In 320x200 mode, instead of constructing X and Y from the screen pointer DI with DIV, you can get a decent estimation with multiplying the screen pointer with 0xCCCD and read X and Y from the 8bit registers DH (+DL as 16bit value) and DL (+AH as 16bit value). The idea is to interpret DI as a kind of 16 bit fixed point in the range [0,1], from start to end. Multiplying this number in [0,1] with 65536 / 320 = 204,8 results in the row before the comma, and again as a kind of a fixed point, the column after the comma. The representation 0xCCCD is the nearest rounding of 204,8 * 256 ( = 52428,8 ~ 52429 = 0xCCCD). As long as the 16 bit representations are used, there is no precision loss.

This is adapted from "Puls" by Rrrola where X and Y are directly modified on the stack by performing add dword[di],0000CCCDh on each pixel iteration, which requires 7 bytes of code. The vertical alignment correction is solved with a good starting value on said DWORD on the stack before each frame, which requires 2 additional bytes. Both approaches are too different to directly compare, but share the core idea of multiplying with 0xCCCD, so "Rrrolas trick" is an appropriate term to use.
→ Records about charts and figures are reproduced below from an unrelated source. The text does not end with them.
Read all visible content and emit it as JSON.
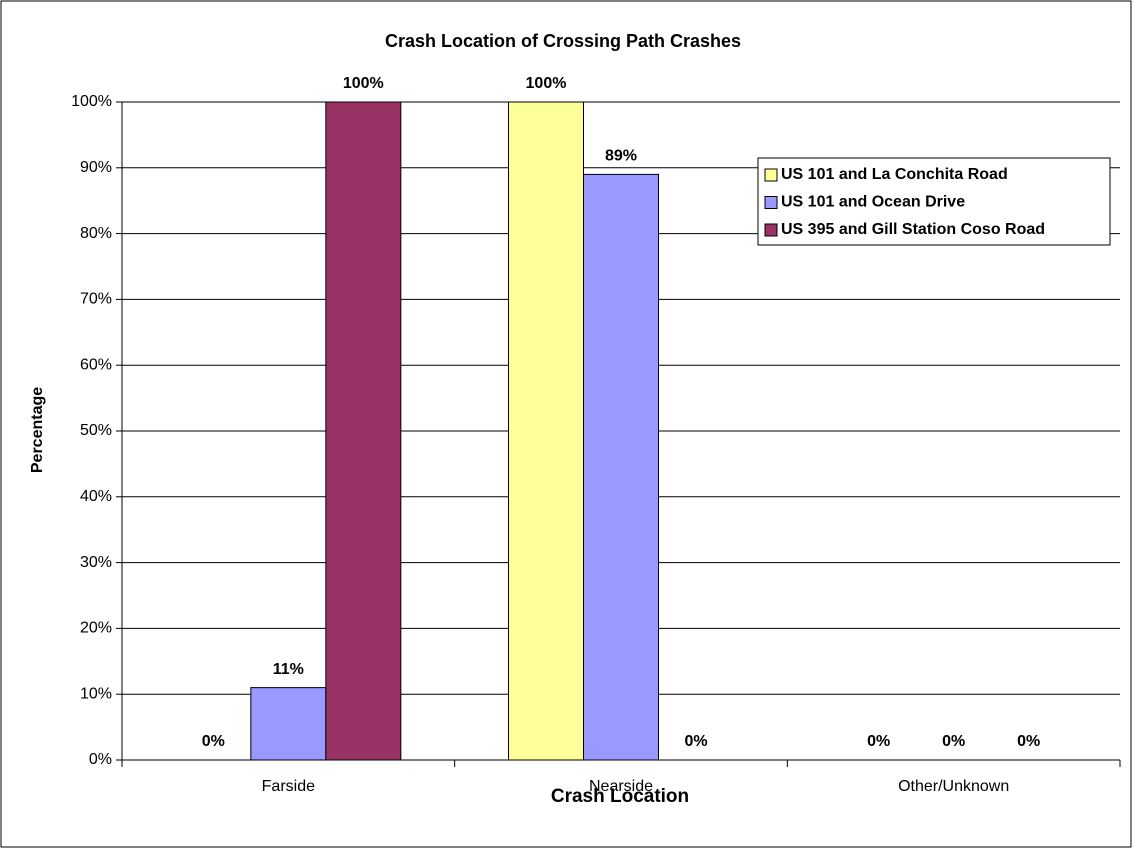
{
  "chart_data": {
    "type": "bar",
    "title": "Crash Location of Crossing Path Crashes",
    "x_label": "Crash Location",
    "y_label": "Percentage",
    "categories": [
      "Farside",
      "Nearside",
      "Other/Unknown"
    ],
    "series": [
      {
        "name": "US 101 and La Conchita Road",
        "color": "#ffff99",
        "values": [
          0,
          100,
          0
        ],
        "value_labels": [
          "0%",
          "100%",
          "0%"
        ]
      },
      {
        "name": "US 101 and Ocean Drive",
        "color": "#9999ff",
        "values": [
          11,
          89,
          0
        ],
        "value_labels": [
          "11%",
          "89%",
          "0%"
        ]
      },
      {
        "name": "US 395 and Gill Station Coso Road",
        "color": "#993366",
        "values": [
          100,
          0,
          0
        ],
        "value_labels": [
          "100%",
          "0%",
          "0%"
        ]
      }
    ],
    "ylim": [
      0,
      100
    ],
    "yticks": [
      {
        "value": 0,
        "label": "0%"
      },
      {
        "value": 10,
        "label": "10%"
      },
      {
        "value": 20,
        "label": "20%"
      },
      {
        "value": 30,
        "label": "30%"
      },
      {
        "value": 40,
        "label": "40%"
      },
      {
        "value": 50,
        "label": "50%"
      },
      {
        "value": 60,
        "label": "60%"
      },
      {
        "value": 70,
        "label": "70%"
      },
      {
        "value": 80,
        "label": "80%"
      },
      {
        "value": 90,
        "label": "90%"
      },
      {
        "value": 100,
        "label": "100%"
      }
    ],
    "grid": true,
    "legend": "upper right"
  }
}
Alternative explanation by pjc50

Interactive snippet More clearly: DI = (y * 320) + x

Multiply by 0xCCCD => (y * 0x1000040) + (x * 0xcccd)

Take top byte is equivalent to divide by 0x1000000. So that gives you Y. The next lower (third) byte is then (x * 0xcccd / 0x10000) == (x * 52429 / 65536) =~ (x * 256/320). And the lower two bytes are noise.

Use the entire register for a smaller opcode form

As you know e.g. add cl,1 produces 3 Bytes of code while inc cl compiles to 2 Bytes. If ch does not matter (or you know that it won't be affected) use inc cx instead and get the most out of that 1 Byte. This is no real trick but sometimes such things can be overlooked - while the 2 saved Bytes could be invested wisely.

Use the carry flag in your calculations

Let's say you have to add si,128. Unfortunately this takes 1 Byte more than add si,127. But you can add 128 without that extra Byte. If your previous code sets the carry flag simply include it into your calculation and adc si,127. The same goes for sub si,128 vs sbb si,127.